在全球栖息地破碎化与地域隔阂加剧的背景下,“共野力计划”旨在构建政治、经济、文化与保护之间的有机联结,重塑一种“万物共在、地域共融、文明共享”的发展伦理。它摒弃将自然视为被凝视、被支配的他者,而是将人类重新编织进生态文化网络的整体叙事之中,强调汉藏民族在“社区生命关怀共同体”中的共同在场——保护不再困于技术解决主义的局部修补,更是一种文明的态度,一种对生命格局的重新体认与自觉编织。
正如计划发起人、拉萨市高原野生动物保护研究中心执行主任、伦敦大学学院全球繁荣研究所实践型学者黄培所言,“我们试图打破的是横亘于自然与文化、健全与残障、保护与发展之间的无形高墙。我们所呼唤的,是一场空间秩序与生命叙事的重构——超越人类中心主义的地理界分,构建一个由共享栖息地、交织生命轨迹与未知未来命运所重新编织的‘社区生命关怀共同体’。在这里,雪豹、飞鸟、残障人士、牧民,乃至我们脚下的土地、耳畔的风声与集体的记忆,都将褪去‘它者’的标签,成为彼此感知、共同叙事的‘共生居民’。

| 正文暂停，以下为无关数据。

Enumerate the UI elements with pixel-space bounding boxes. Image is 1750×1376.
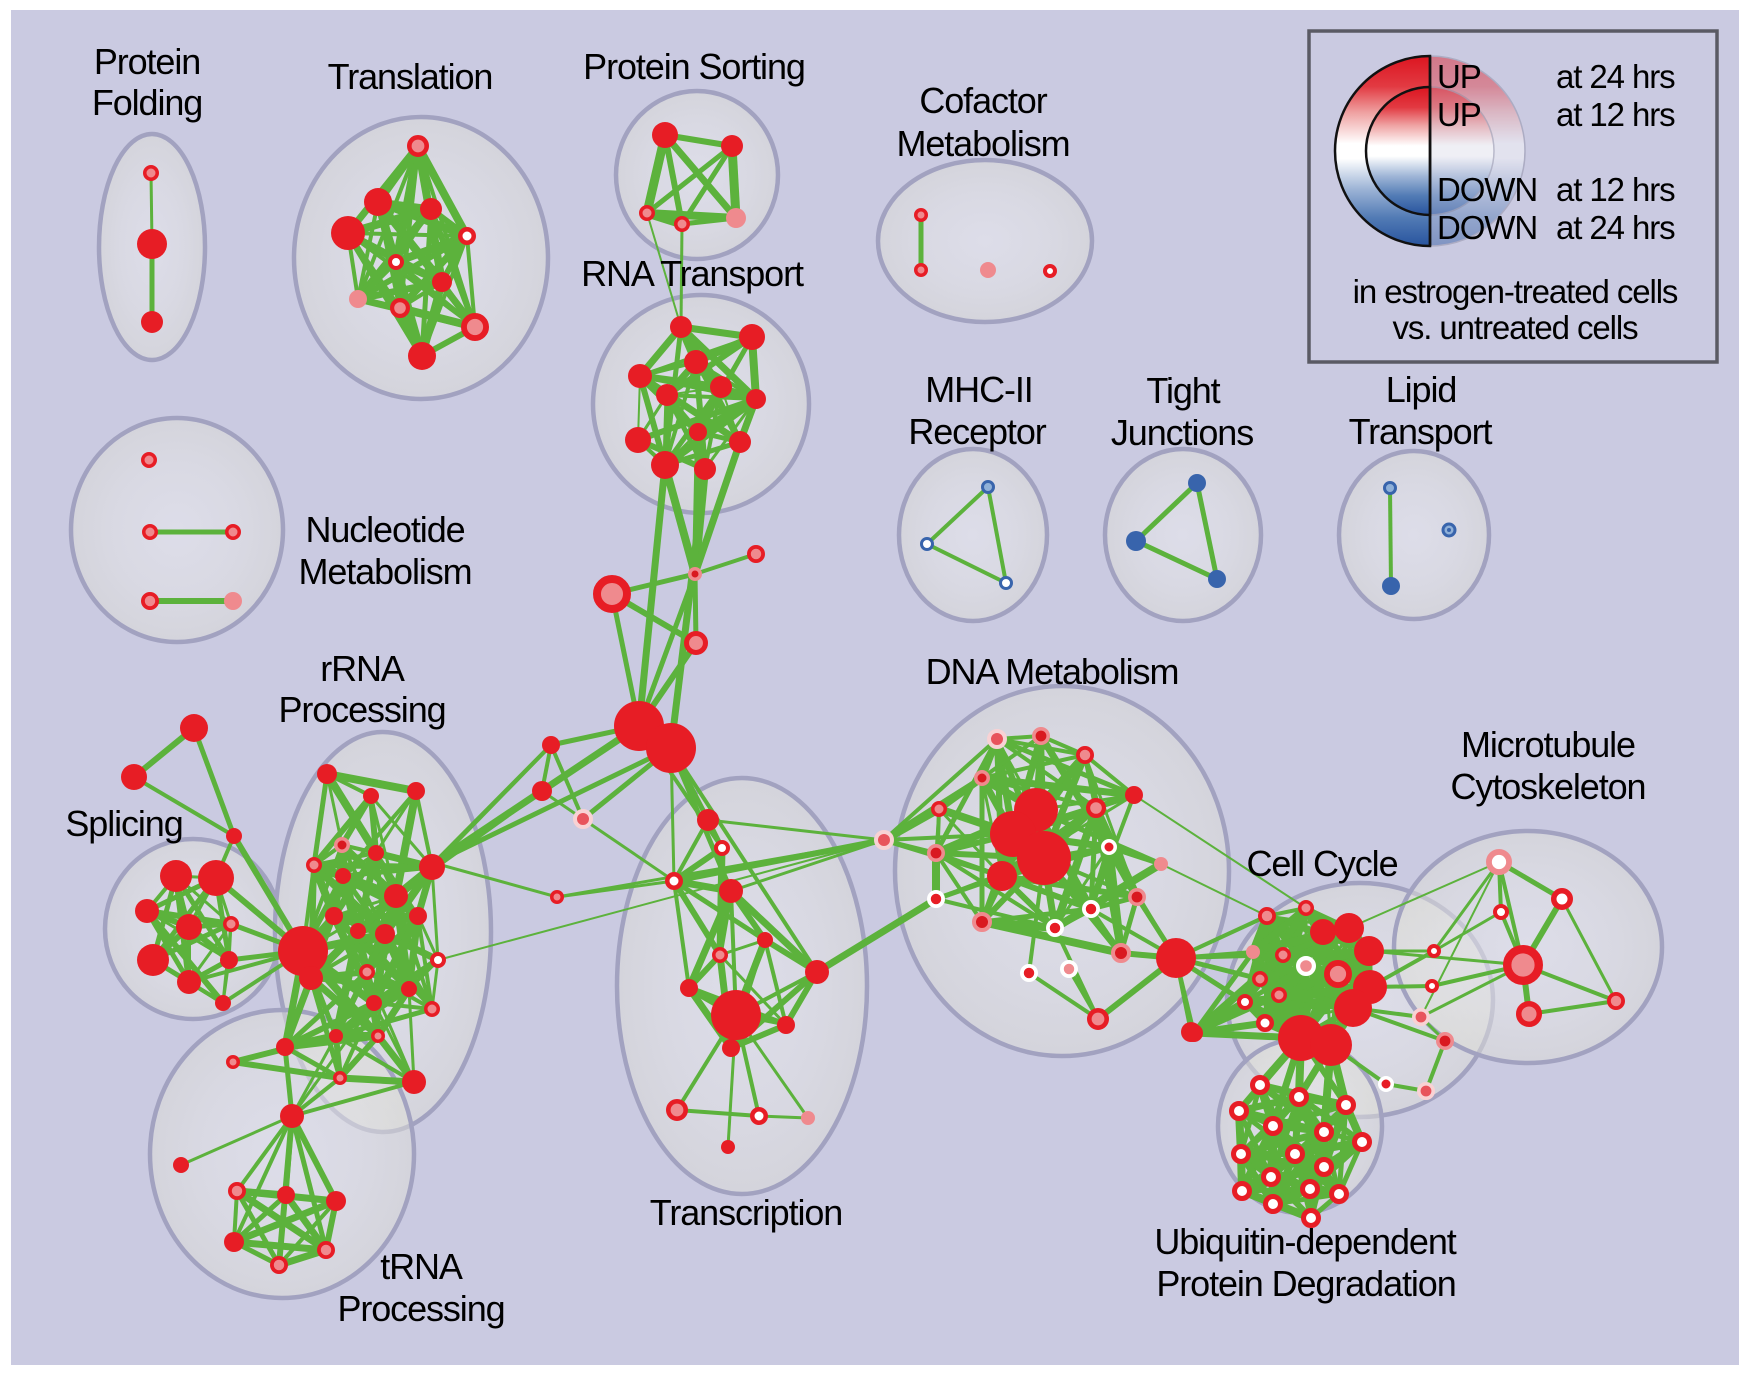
svg-text:Translation: Translation [328,56,493,97]
svg-text:tRNA: tRNA [380,1246,463,1287]
svg-text:Processing: Processing [337,1288,504,1329]
svg-text:Receptor: Receptor [908,411,1046,452]
svg-text:Tight: Tight [1146,370,1220,411]
svg-text:Metabolism: Metabolism [896,123,1069,164]
svg-text:DOWN: DOWN [1437,171,1537,208]
svg-text:Processing: Processing [278,689,445,730]
svg-text:vs. untreated cells: vs. untreated cells [1392,309,1638,346]
svg-text:Protein Degradation: Protein Degradation [1156,1263,1455,1304]
svg-text:Cytoskeleton: Cytoskeleton [1451,766,1646,807]
svg-text:DOWN: DOWN [1437,209,1537,246]
svg-text:in estrogen-treated cells: in estrogen-treated cells [1353,273,1678,310]
svg-text:Lipid: Lipid [1386,369,1457,410]
svg-text:Junctions: Junctions [1111,412,1253,453]
svg-text:DNA Metabolism: DNA Metabolism [926,651,1179,692]
svg-text:rRNA: rRNA [320,648,405,689]
svg-text:Folding: Folding [92,82,202,123]
svg-text:at 24 hrs: at 24 hrs [1556,209,1675,246]
svg-text:Cofactor: Cofactor [919,80,1047,121]
svg-text:Splicing: Splicing [65,803,182,844]
svg-text:Ubiquitin-dependent: Ubiquitin-dependent [1154,1221,1456,1262]
svg-text:Protein: Protein [94,41,200,82]
svg-text:UP: UP [1437,58,1481,95]
svg-text:MHC-II: MHC-II [925,369,1032,410]
svg-text:at 12 hrs: at 12 hrs [1556,96,1675,133]
svg-text:UP: UP [1437,96,1481,133]
svg-text:at 12 hrs: at 12 hrs [1556,171,1675,208]
svg-text:Transport: Transport [1349,411,1493,452]
svg-text:Transcription: Transcription [650,1192,842,1233]
svg-text:at 24 hrs: at 24 hrs [1556,58,1675,95]
svg-text:Nucleotide: Nucleotide [305,509,464,550]
svg-text:Protein Sorting: Protein Sorting [583,46,805,87]
svg-text:Metabolism: Metabolism [298,551,471,592]
svg-text:Cell Cycle: Cell Cycle [1246,843,1397,884]
svg-text:Microtubule: Microtubule [1461,724,1635,765]
svg-text:RNA Transport: RNA Transport [581,253,804,294]
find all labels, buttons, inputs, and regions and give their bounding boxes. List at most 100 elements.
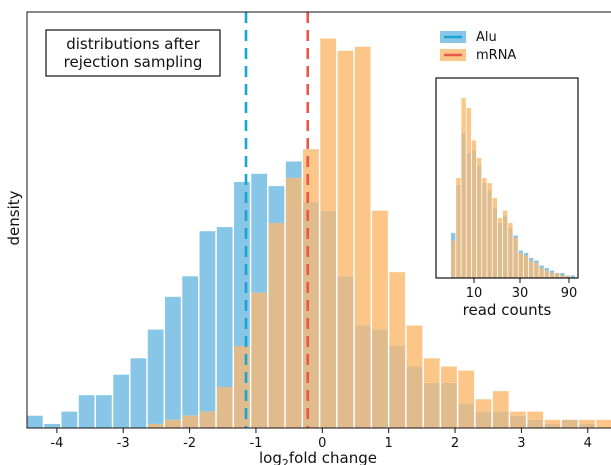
inset-overlap-bar-10	[503, 215, 508, 278]
inset-alu-bar-16	[534, 260, 539, 263]
x-axis-label-subscript: 2	[282, 457, 289, 465]
inset-x-ticks-group: 10 30 90	[466, 278, 578, 301]
inset-overlap-bar-5	[477, 165, 482, 278]
x-tick-label-4: 0	[318, 436, 326, 451]
alu-bar-1	[44, 423, 61, 428]
inset-mrna-bar-8	[492, 198, 497, 208]
inset-alu-bar-0	[451, 233, 456, 241]
inset-mrna-bar-9	[497, 218, 503, 223]
x-tick-label-2: -2	[183, 436, 196, 451]
overlap-bar-30	[544, 423, 561, 428]
inset-mrna-bar-7	[487, 183, 492, 191]
inset-alu-bar-14	[523, 253, 529, 256]
mrna-bar-19	[354, 46, 371, 326]
overlap-bar-17	[320, 210, 337, 428]
inset-overlap-bar-4	[471, 150, 477, 278]
mrna-bar-25	[458, 370, 475, 404]
inset-overlap-bar-22	[565, 275, 570, 278]
inset-overlap-bar-21	[560, 275, 565, 278]
mrna-bar-32	[579, 419, 595, 424]
median-lines-group	[244, 12, 310, 428]
overlap-bar-24	[441, 382, 457, 428]
inset-alu-bar-13	[518, 250, 523, 253]
x-axis-label-main: log	[259, 449, 282, 465]
alu-bar-14	[268, 186, 285, 223]
inset-overlap-bar-7	[487, 190, 492, 278]
main-plot-frame	[26, 11, 611, 429]
annotation-line-1: distributions after	[66, 35, 200, 53]
overlap-bar-27	[492, 411, 509, 428]
mrna-bar-27	[492, 391, 509, 412]
overlap-bar-13	[251, 292, 268, 428]
overlap-bar-12	[234, 346, 250, 428]
annotation-line-2: rejection sampling	[64, 53, 203, 71]
mrna-bar-20	[372, 210, 388, 330]
inset-alu-bar-12	[513, 235, 518, 238]
x-tick-label-0: -4	[50, 436, 63, 451]
alu-bar-3	[78, 395, 95, 428]
inset-overlap-bar-8	[492, 208, 497, 278]
alu-bar-0	[27, 415, 43, 428]
overlap-bar-29	[527, 419, 544, 428]
alu-bar-12	[234, 182, 250, 346]
inset-mrna-bar-2	[461, 98, 466, 133]
alu-bar-8	[165, 296, 181, 420]
inset-overlap-bar-1	[456, 185, 461, 278]
mrna-bar-23	[423, 358, 440, 383]
inset-x-tick-label-1: 30	[512, 286, 529, 301]
overlap-bar-28	[510, 415, 526, 428]
inset-alu-bar-18	[544, 268, 549, 271]
x-tick-label-7: 3	[517, 436, 525, 451]
x-tick-label-5: 1	[385, 436, 393, 451]
mrna-bar-29	[527, 411, 544, 420]
inset-x-axis-label: read counts	[463, 301, 552, 319]
x-tick-label-6: 2	[451, 436, 459, 451]
overlap-bar-16	[303, 202, 319, 428]
alu-bar-2	[61, 411, 78, 428]
inset-overlap-bar-6	[482, 183, 487, 278]
inset-mrna-bar-10	[503, 210, 508, 216]
inset-frame	[435, 77, 579, 279]
overlap-bar-26	[475, 411, 492, 428]
overlap-bar-9	[182, 415, 199, 428]
inset-mrna-bar-3	[466, 108, 471, 153]
inset-overlap-bar-14	[523, 255, 529, 278]
overlap-bar-31	[561, 419, 578, 428]
mrna-bar-30	[544, 419, 561, 424]
inset-overlap-bar-18	[544, 270, 549, 278]
x-axis-label-rest: fold change	[289, 449, 377, 465]
inset-overlap-bar-2	[461, 133, 466, 278]
annotation-frame	[45, 29, 221, 77]
inset-mrna-bar-5	[477, 158, 482, 166]
mrna-bar-24	[441, 366, 457, 383]
inset-overlap-bar-15	[529, 260, 534, 278]
overlap-bar-23	[423, 382, 440, 428]
inset-overlap-bar-16	[534, 263, 539, 278]
mrna-bar-22	[406, 325, 423, 367]
mrna-bar-21	[389, 272, 406, 346]
overlap-bar-20	[372, 329, 388, 428]
overlap-bar-7	[147, 423, 164, 428]
x-tick-label-8: 4	[584, 436, 592, 451]
inset-overlap-bar-13	[518, 253, 523, 278]
overlap-bar-14	[268, 223, 285, 428]
overlap-bar-25	[458, 403, 475, 428]
alu-bar-13	[251, 173, 268, 293]
inset-overlap-bar-3	[466, 153, 471, 278]
inset-overlap-bar-0	[451, 240, 456, 278]
x-tick-label-1: -3	[117, 436, 130, 451]
main-x-ticks-group: -4 -3 -2 -1 0 1 2 3 4	[50, 428, 592, 451]
inset-overlap-bar-12	[513, 238, 518, 278]
mrna-bar-17	[320, 38, 337, 211]
overlap-bar-22	[406, 366, 423, 428]
alu-bar-7	[147, 329, 164, 424]
alu-bar-11	[216, 227, 233, 387]
overlap-bar-10	[199, 411, 216, 428]
overlap-bar-32	[579, 423, 595, 428]
alu-bar-6	[130, 358, 147, 428]
alu-bar-9	[182, 276, 199, 416]
inset-alu-bar-19	[549, 270, 555, 273]
mrna-bar-33	[596, 419, 611, 428]
inset-x-tick-label-2: 90	[561, 286, 578, 301]
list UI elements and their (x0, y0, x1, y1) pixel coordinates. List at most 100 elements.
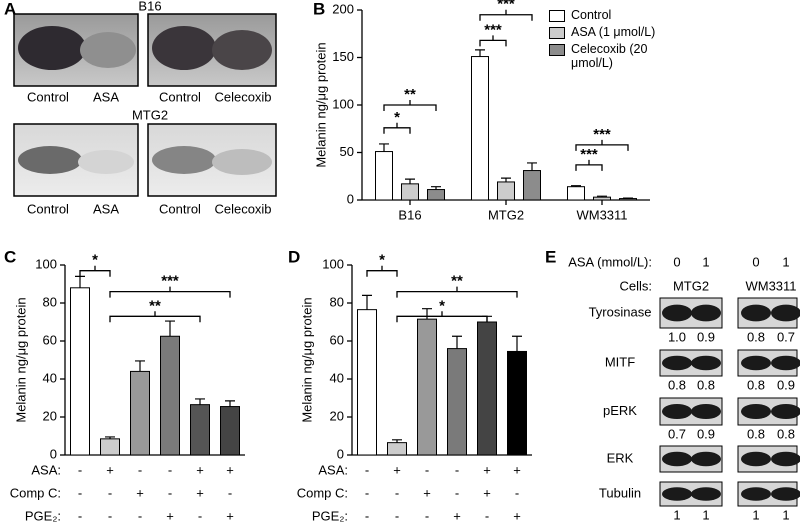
blot-band (662, 487, 692, 501)
legend-entry: Control (549, 8, 667, 22)
error-bar (452, 335, 462, 349)
error-bar (475, 49, 485, 57)
bar (593, 196, 611, 201)
condition-value: + (226, 508, 234, 523)
bar (130, 370, 150, 456)
condition-value: + (483, 462, 491, 477)
condition-label: Comp C: (297, 485, 348, 500)
condition-value: - (198, 508, 202, 523)
blot-band (771, 487, 800, 501)
blot-band (741, 487, 771, 501)
panel-letter: D (288, 247, 300, 266)
condition-value: - (395, 485, 399, 500)
condition-value: + (106, 462, 114, 477)
y-tick-label: 100 (322, 256, 344, 271)
condition-value: + (423, 485, 431, 500)
legend-label: Celecoxib (20 μmol/L) (571, 42, 648, 70)
significance-bracket (383, 100, 437, 111)
photo-label: ASA (93, 201, 119, 216)
condition-value: - (108, 485, 112, 500)
y-tick-label: 0 (337, 446, 344, 461)
condition-value: + (166, 508, 174, 523)
condition-value: + (483, 485, 491, 500)
band-quantification: 0.8 (747, 377, 765, 392)
legend: Control ASA (1 μmol/L) Celecoxib (20 μmol/… (549, 8, 667, 73)
photo-label: Control (27, 89, 69, 104)
y-tick-label: 60 (330, 332, 344, 347)
x-tick-label: MTG2 (488, 207, 524, 222)
y-tick-label: 20 (43, 408, 57, 423)
bar (100, 438, 120, 456)
y-axis-label: Melanin ng/μg protein (313, 42, 328, 167)
blot-band (662, 403, 692, 420)
panel-letter: E (545, 247, 556, 266)
condition-value: - (365, 462, 369, 477)
condition-value: - (515, 485, 519, 500)
significance-bracket (383, 122, 411, 134)
condition-value: + (226, 462, 234, 477)
y-tick-label: 150 (332, 49, 354, 64)
condition-value: - (365, 508, 369, 523)
photo-label: Celecoxib (214, 89, 271, 104)
error-bar (527, 162, 537, 171)
band-quantification: 0.7 (777, 329, 795, 344)
bar (427, 189, 445, 201)
bar (387, 442, 407, 456)
blot-band (741, 403, 771, 420)
significance-label: *** (580, 146, 598, 163)
blot-band (691, 487, 721, 501)
bar (401, 183, 419, 201)
bar (523, 170, 541, 201)
cell-line: WM3311 (745, 278, 796, 293)
condition-value: - (425, 462, 429, 477)
condition-value: - (228, 485, 232, 500)
blot-label: Tubulin (599, 485, 641, 500)
significance-label: * (92, 252, 98, 269)
error-bar (165, 320, 175, 337)
y-axis-label: Melanin ng/μg protein (13, 297, 28, 422)
blot-band (771, 403, 800, 420)
error-bar (225, 400, 235, 407)
panel-letter: C (4, 247, 16, 266)
error-bar (105, 436, 115, 439)
blot-label: MITF (605, 354, 635, 369)
bar (497, 181, 515, 201)
legend-swatch (549, 44, 565, 56)
bar (507, 350, 527, 456)
condition-label: PGE₂: (312, 508, 348, 523)
band-quantification: 1 (782, 507, 789, 522)
legend-entry: ASA (1 μmol/L) (549, 25, 667, 39)
bar (417, 318, 437, 456)
panel-letter: A (4, 0, 16, 18)
condition-value: - (138, 508, 142, 523)
y-tick-label: 40 (330, 370, 344, 385)
significance-bracket (479, 9, 533, 21)
y-tick-label: 100 (35, 256, 57, 271)
band-quantification: 1 (673, 507, 680, 522)
condition-value: - (425, 508, 429, 523)
condition-value: + (196, 485, 204, 500)
condition-value: - (485, 508, 489, 523)
band-quantification: 0.7 (668, 426, 686, 441)
condition-value: - (455, 462, 459, 477)
significance-bracket (575, 159, 603, 171)
condition-label: ASA: (318, 462, 348, 477)
significance-label: ** (404, 86, 416, 103)
significance-bracket (109, 311, 201, 323)
legend-label: Control (571, 8, 612, 22)
blot-band (662, 451, 692, 467)
significance-bracket (79, 265, 111, 277)
blot-band (741, 304, 771, 322)
blot-band (662, 304, 692, 322)
photo-label: Control (159, 201, 201, 216)
significance-label: * (439, 297, 445, 314)
blot-band (741, 355, 771, 371)
band-quantification: 0.8 (747, 426, 765, 441)
condition-value: - (78, 485, 82, 500)
bar (447, 348, 467, 456)
treatment-label: ASA (mmol/L): (568, 254, 652, 269)
condition-value: - (168, 462, 172, 477)
condition-value: - (365, 485, 369, 500)
y-tick-label: 40 (43, 370, 57, 385)
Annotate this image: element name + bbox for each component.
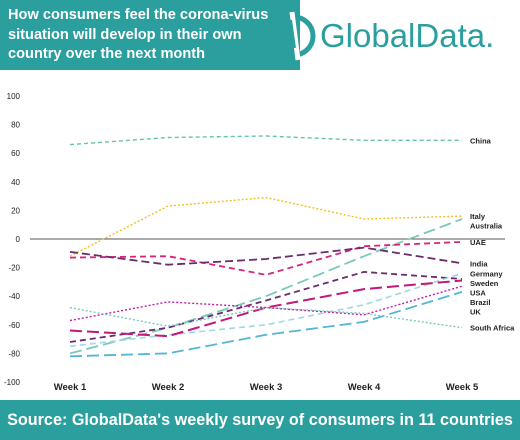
x-tick-label: Week 4 (348, 382, 381, 393)
series-line-brazil (69, 285, 463, 322)
series-line-sweden (69, 270, 463, 343)
globaldata-logo-text: GlobalData. (320, 17, 494, 54)
series-label-china: China (470, 136, 492, 145)
series-label-uk: UK (470, 307, 481, 316)
series-label-india: India (470, 259, 488, 268)
series-label-brazil: Brazil (470, 298, 490, 307)
series-label-south-africa: South Africa (470, 324, 515, 333)
x-tick-label: Week 2 (152, 382, 185, 393)
series-line-australia (69, 218, 463, 355)
y-tick-label: -20 (8, 264, 20, 273)
y-tick-label: 100 (7, 92, 21, 101)
series-label-uae: UAE (470, 238, 486, 247)
series-line-uae (69, 241, 463, 276)
series-line-italy (69, 196, 463, 257)
globaldata-logo: GlobalData. (272, 11, 494, 61)
y-tick-label: 0 (16, 235, 21, 244)
x-tick-label: Week 5 (446, 382, 479, 393)
y-tick-label: 80 (11, 121, 20, 130)
series-label-sweden: Sweden (470, 279, 499, 288)
y-tick-label: 60 (11, 149, 20, 158)
series-label-germany: Germany (470, 269, 503, 278)
series-line-usa (69, 279, 463, 338)
y-tick-label: -80 (8, 349, 20, 358)
y-axis: 100 80 60 40 20 0 -20 -40 -60 -80 -100 (4, 92, 505, 387)
y-tick-label: -100 (4, 378, 21, 387)
x-tick-label: Week 3 (250, 382, 283, 393)
series-line-uk (69, 291, 463, 358)
series-lines (69, 135, 463, 358)
chart-title: How consumers feel the corona-virus situ… (0, 0, 300, 70)
y-tick-label: 20 (11, 206, 20, 215)
x-axis: Week 1 Week 2 Week 3 Week 4 Week 5 (54, 382, 479, 393)
series-line-india (69, 246, 463, 266)
x-tick-label: Week 1 (54, 382, 87, 393)
series-line-germany (69, 272, 463, 348)
series-line-south-africa (69, 306, 463, 329)
y-tick-label: 40 (11, 178, 20, 187)
source-footer: Source: GlobalData's weekly survey of co… (0, 400, 520, 440)
globaldata-logo-icon (272, 11, 316, 61)
series-label-italy: Italy (470, 212, 486, 221)
y-tick-label: -40 (8, 292, 20, 301)
series-label-australia: Australia (470, 222, 503, 231)
series-label-usa: USA (470, 288, 486, 297)
header: How consumers feel the corona-virus situ… (0, 0, 520, 70)
series-line-china (69, 135, 462, 146)
y-tick-label: -60 (8, 321, 20, 330)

”

艺术创作者桃子将与双向情感障碍共存的经历,淬炼为笔下“生灵之境、万物有家”的心声。
从南京的声音艺术实践,到拉萨的生态设计探索,艺术设计作为一种调和生命关系的媒介,正超越形式与空间的表达,成为串联“栖息地—城市”、贯通“文化—生态”的关键联结力。它推动保护实践从局部“孤岛”走向系统“网络”,从物理修复延伸至文化心理的共建。保护,因此不再是孤立的守望或单向的干预,而是与发展彼此嵌入、互为滋养的积极进程。这一转变背后,回应着不仅是物种存续的技术课题,更指向一个根本性追问:在多民族共生、多物种共栖的大地上,如何以体认之心、共建之智,构筑更具包容性与生命韧性的未来?
“共野力”,不只于保护与共情,它更指向一种主动“破壁”——-在不同社会群体、认知框架、文明范式乃至生命形式差异间架设沟通的桥梁。她进一步诠释道,“代际经验、城乡智慧,汉藏文化,甚至多元生命的感知方式,共同构成一个不可替代的多样性知识体系。“共野力计划’致力于将丰厚的生存智慧转化为地域文明持续生长的养分,以生态文化价值重塑为内核,它将参与式保护教育、社区共益经济与可持续生计考量,融入空间规划与发展伦理的双向建构中。”
如今,计划正以此为基点,联动政策、商业、文化、学术、媒体、社区居民等各界力量,共同推进从城市(红山)到高原栖息地生态修复廊道与人才共育机制共建。作为关键载体,“保护园”不仅是公众亲近高原生灵的窗口、触发生命共情的现场,更是跨学科协同的枢纽与新经济协作模式的探索前沿。它最终指向的,是成为连接汉藏文化、促进互鉴的精神家园。
这一切实现,依托于一个能有效沟通政府与民间,融合商业逻辑与社会价值、桥接多中心协同治理的文明实践孵化平台,从根本上推动一种认知转型:环境责任不再被视作发展的成本和代价,而被重新定义为城市运行的基础设施、商业成长的新逻辑与栖居智慧的源头活水。

当雪域高原的呼吸与江南湿地的脉搏被同一根发展纽带牵引,经济增长的渴求与生态存续的挑战也共悬于同一座天平的两端。喜马拉雅山脉的“烟花之殇”,定格了地方的“发展焦虑”缩影—-对短期流量的追逐,渐成长期保护的难以承受之重。而“共野力计划”所回应的,正是这时代深处的叩问:城市发展的雄心,如何在加速建设的进程中,为万千生命的真实感知预留空间。在快节奏与慢生活、远见与近忧、建造与栖居的张力间,能否寻得那个维系平衡的支点?
真正的转向,始于感知的重启。去“触听”黑颈鹤飞越布达拉宫时的振翅,“读懂”明孝陵石兽的缄默,任高淳稻浪间雨蛙为健康的土地而歌,方能理解“共野力”计划所致力弥合的,是现代文明中人与万物间几近被割裂的精神连结。
当候鸟的迁徙路线与城市建设的轨迹开始在同一张蓝图上对话,当生态价值从纸面议题真正融入发展叙事的核心,文明的标尺亦随之重校--不再独尊经济的增长,而更指向生命感受的丰盈与包容。此刻所构筑的,不仅是一条支撑生命存续的生态廊道,更是一种直面复杂现实的共生智慧。它超越非此即彼的简化逻辑,在持续的张力中追寻动态平衡——既包容发展的冲动,也尊重栖居的本能;既回应时代的召唤,也聆听土地的低语。”这正是喧嚣时代中,人们重新学会栖居于大地的开始。